People who develop covid are shown to have a depletion in their beneficial bacteria. People who develop long covid have lost important beneficial gut bacteria before they develop long covid.


One species in particular is called Faecalibacterium prausnitzii.

This bacteria strain is involved in keeping inflammation down in the GIT, as well as the whole body. This bacteria helps the brain repair and restore itself. How cools that!


This dysbiosis causes an overgrowth of toxic bacteria like Ruminococcus gnavus species. This species has been reported to produce neurotoxins with covid or long covid. These toxins excellerate the rate of age related decline in brain function. Leading to brain fog, memory problems and cognitive decline.

This is why it is so improtant to restore the gut microbiome after covid.


COVID-19 can lead to alterations in the composition and diversity of the gut microbiota. These changes may persist even after the resolution of acute symptoms.

Potentially leading to low Butyrate production. Butyrate is a short chain fatty acid important for gut health. It is the main fuel source for our gut cells, which helps to keep the gut cell barrier intact, reducing inflammation and assisting in controling appetite.

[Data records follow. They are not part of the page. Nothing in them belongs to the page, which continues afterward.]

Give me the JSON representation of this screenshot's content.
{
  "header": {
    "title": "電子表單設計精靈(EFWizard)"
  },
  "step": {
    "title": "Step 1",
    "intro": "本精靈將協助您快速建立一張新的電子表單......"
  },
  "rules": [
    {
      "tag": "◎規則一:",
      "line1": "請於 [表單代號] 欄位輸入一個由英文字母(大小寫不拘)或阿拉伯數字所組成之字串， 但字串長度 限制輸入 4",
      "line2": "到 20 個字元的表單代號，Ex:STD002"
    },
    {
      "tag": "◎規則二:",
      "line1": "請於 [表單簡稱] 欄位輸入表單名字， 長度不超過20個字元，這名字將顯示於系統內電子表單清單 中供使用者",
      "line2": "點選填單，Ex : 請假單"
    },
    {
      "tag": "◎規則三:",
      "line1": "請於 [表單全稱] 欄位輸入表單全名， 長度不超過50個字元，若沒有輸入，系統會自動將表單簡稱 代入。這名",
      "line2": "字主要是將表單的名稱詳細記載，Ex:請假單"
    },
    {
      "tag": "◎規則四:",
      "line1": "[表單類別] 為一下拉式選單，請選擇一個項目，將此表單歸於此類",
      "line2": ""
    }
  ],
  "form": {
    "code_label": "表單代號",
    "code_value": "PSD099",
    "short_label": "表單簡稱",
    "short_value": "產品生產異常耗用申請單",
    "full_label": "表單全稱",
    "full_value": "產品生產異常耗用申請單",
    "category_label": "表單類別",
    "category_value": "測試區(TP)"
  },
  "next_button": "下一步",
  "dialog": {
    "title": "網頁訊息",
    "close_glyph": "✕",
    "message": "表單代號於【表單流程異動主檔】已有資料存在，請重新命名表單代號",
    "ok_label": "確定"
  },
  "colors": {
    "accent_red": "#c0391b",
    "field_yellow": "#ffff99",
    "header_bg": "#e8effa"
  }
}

All these changes in the gut microbiome may contribute to intestinal barrier dysfunction, causing damage to the intestinal lining, leading to increased permeability or "leaky gut." When the intestinal barrier is compromised, it allows harmful substances, such as bacteria and toxins, to enter the bloodstream, potentially triggering an immune response and further inflammation.


What can we do to help?

  • Provide anti-inflammatory support to regulate cytokine production and reduce pro-inflammatory mediators.

  • Provide nutritional and herbal support to resolve tissue damage and promoting gut barrier repair.

  • Encourage the growth and diversity of beneficial gut bacteria by promoting short chain fatty acids, like butyrate to enhance immunity and inhibit growth of toxic pathogens causing the dysbiosis.

  • Follow the anti-inflammatory or mediterranean style diet. Increasing fermented foods, antioxidant rich foods, a high fibre diet with lots of fresh vegetables, and small amounts of lean meat, fish and eggs.